A ban on cruel, inhumane and degrading treatment of foreign terror suspects probably will be included in a defense bill being negotiated in Congress, a crucial Republican lawmaker said on Tuesday.
Representative Duncan Hunter, who is leading negotiations to iron out differences between the House and Senate versions of the measure, said that if the ban or another provision limiting interrogation techniques US troops can use are changed, they won't be drastically watered down.
"Nobody wants to do that," Hunter, the House Armed Services Committee chairman, said in an interview.
"I expect a good outcome for all parties," he said.
The White House opposes the provisions and has threatened to veto any bill containing them. But US President George W. Bush's National Security Adviser, Stephen Hadley has been negotiating with the chief sponsor, Senator John McCain, to find a compromise that would satisfy objections to the legislation from the Bush administration.

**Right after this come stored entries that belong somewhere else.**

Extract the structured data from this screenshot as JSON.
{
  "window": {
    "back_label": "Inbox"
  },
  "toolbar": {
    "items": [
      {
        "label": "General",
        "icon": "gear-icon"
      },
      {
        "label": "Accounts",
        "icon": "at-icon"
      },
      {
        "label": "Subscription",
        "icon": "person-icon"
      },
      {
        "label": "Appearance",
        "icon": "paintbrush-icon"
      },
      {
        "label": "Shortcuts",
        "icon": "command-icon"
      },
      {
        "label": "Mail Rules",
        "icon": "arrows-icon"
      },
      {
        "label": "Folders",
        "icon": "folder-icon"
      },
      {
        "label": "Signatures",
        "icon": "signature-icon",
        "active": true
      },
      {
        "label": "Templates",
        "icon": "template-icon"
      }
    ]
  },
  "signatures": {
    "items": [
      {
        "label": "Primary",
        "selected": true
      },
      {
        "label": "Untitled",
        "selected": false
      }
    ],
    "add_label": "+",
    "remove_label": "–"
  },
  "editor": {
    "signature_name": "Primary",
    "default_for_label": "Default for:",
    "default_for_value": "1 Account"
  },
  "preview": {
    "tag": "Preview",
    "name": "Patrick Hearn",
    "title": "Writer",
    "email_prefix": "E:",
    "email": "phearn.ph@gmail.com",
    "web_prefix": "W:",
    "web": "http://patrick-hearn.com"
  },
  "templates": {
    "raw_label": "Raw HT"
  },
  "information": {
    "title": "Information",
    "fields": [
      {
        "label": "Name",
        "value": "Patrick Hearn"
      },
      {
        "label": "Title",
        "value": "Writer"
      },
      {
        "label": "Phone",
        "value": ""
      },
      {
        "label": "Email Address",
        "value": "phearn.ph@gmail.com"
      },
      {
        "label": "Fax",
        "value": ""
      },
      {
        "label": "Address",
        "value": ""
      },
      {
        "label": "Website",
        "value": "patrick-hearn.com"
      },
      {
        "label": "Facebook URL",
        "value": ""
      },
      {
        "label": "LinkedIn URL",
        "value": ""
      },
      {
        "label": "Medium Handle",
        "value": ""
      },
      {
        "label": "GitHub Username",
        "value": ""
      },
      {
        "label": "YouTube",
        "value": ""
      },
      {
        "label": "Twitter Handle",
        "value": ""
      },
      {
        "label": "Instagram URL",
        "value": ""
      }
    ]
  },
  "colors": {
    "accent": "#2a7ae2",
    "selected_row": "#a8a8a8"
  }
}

Hadley and McCain spoke again on Tuesday, the same day Hunter met with Representative Ike Skelton, the top Democrat on his committee, and their counterparts on the Senate Armed Services Committee -- Senators John Warner and Carl Levin -- to start sorting out differences between versions of the bill.
The most contentious area concerns McCain's provisions that would ban "cruel, inhuman and degrading" treatment and punishment of foreigners in US custody and require US troops to follow interrogation procedures prescribed in the Army Field Manual.
Warner, Levin and Skelton back McCain's provisions, while Hunter has questioned the need for them. Hunter has argued that the US already has a law that prohibits torture.
But after the meeting on Tuesday, Hunter said those provisions -- and less-controversial legislation by Senator Lindsey Graham about prosecuting detainees at the US naval base at Guantanamo Bay, Cuba -- likely will make it into the final bill "largely, if not completely, intact."
Hunter said he also believed a House provision would be included, saying that US troops who are training Iraqi security forces should emphasize appropriate and humane treatment of prisoners.
Earlier on Tuesday, Hunter told reporters that he expected the McCain and Graham provisions to be "very strongly manifested" in the final bill.
He is floating a proposal for House-Senate negotiators to consider that includes parts of the McCain and Graham provisions as well as the House provision on Iraqi training. But Hunter and aides declined to discuss exactly what the proposal contains and what it excludes.
House Republican leaders, who are taking their cues from the White House, were not involved in crafting the proposal, raising doubts about whether it will be adopted.
Warner suggested he won't accept without getting McCain's blessing anything short of the detainee provisions as the Senate passed them.
"I started with McCain, I will finish with McCain, and as he said, there is no deal yet," Warner said in a statement.